Granted, it's hard to depict reading in a visual medium because it's not too exciting to watch someone sitting still, and the parts of the characters' lives we see aren't the times when they have time to sit still and read. Still, I think there are subtle ways they could incorporate the idea of reading for fun into TV and movies. If they could do a whole Green Week on NBC, why not use the medium to encourage reading? (And, no, I don't think people will suddenly stop watching TV if they discover books -- no more so than encouraging people to go green would make them turn off the TV to save electricity.
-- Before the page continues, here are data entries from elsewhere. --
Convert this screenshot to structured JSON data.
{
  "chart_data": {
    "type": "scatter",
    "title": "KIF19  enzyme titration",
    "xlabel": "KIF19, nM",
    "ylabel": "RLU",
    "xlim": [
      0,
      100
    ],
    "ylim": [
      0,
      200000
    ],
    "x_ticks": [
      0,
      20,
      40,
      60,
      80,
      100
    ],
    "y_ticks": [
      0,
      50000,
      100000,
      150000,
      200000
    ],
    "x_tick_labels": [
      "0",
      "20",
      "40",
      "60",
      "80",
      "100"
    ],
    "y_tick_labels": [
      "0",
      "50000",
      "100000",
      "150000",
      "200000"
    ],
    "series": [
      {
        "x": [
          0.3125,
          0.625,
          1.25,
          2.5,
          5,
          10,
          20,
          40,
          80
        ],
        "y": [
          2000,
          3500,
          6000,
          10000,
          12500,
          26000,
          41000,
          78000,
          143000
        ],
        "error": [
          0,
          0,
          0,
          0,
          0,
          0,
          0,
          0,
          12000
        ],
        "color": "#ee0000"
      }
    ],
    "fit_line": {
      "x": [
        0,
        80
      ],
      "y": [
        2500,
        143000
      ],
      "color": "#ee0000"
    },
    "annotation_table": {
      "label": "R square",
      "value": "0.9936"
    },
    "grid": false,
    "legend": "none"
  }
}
I read a ton and still watch way too much TV.) So, in case any TV people are out there, here are my suggestions (some are generic, some are specific to certain characters):
1) Show bookcases in characters' homes and books out as though they're being read, like on nightstands, coffee tables, end tables, kitchen tables, etc.
2) When a character digs through or spills a tote bag or purse, have a paperback novel be one of the things that comes up.
3) The cops/doctors/FBI agents could be shown at home reading a book when the pager/cell phone goes off to call them to action (it seems like they're usually having sex now). When arriving at the station, crime scene, hospital, etc., they could complain about being in the middle of a good part, so this better be important. (Or characters could be at a library or bookstore when paged.)
4) Characters could be holding a book, with their thumb marking their place, when they answer the doorbell.
5) When a character pulls the "I can wait" stunt while trying to get to a person avoiding him, have him pull out a novel to read to demonstrate that he's willing to wait a while.
6) Cops on a stakeout, or any other characters in a waiting situation where they chatter about random things, could talk about what they just read.
7) When a character visits another character's home for the first time, he could look at the bookcases and books lying around and comment as a way of making conversation or trying to analyze the person.
8) That end of episode montage of characters going about their lives to a current pop song they love to do on drama series could include some of the characters reading.
9) Sam Winchester could be sitting in the passenger seat, reading a book, while his brother drives, and that could trigger an argument when Dean picks on him for reading and Sam tells him to shut up because they're about to catch the bad guy or solve the mystery.
10) There could be a book shoved into some nook or cranny on the TARDIS control console (maybe near the sledgehammer).
11) Someone interviewing a crime victim or witness in the person's home could bond and gain the person's trust by noticing a book and mentioning having read it.

And it doesn't have to be the show's designated brainy person/nerd/computer hacker type who is shown to enjoy reading. Even non-nerds can read fun things for pleasure.

Any other ideas? Enough TV writers these days have blogs that I'm semi-tempted to start leaving comments to this effect and see if we can get a campaign going. Or I could e-mail a big book blog to see if they want to take this up.

I was planning a trip to Borders today, since they've sent some good coupons that are only good today, but at the moment I can't think of anything I'm dying to have right now, and I have a stack of library books to read. They always end up sending more coupons, week after week, so today's outing may be limited to the post office, and then back to work.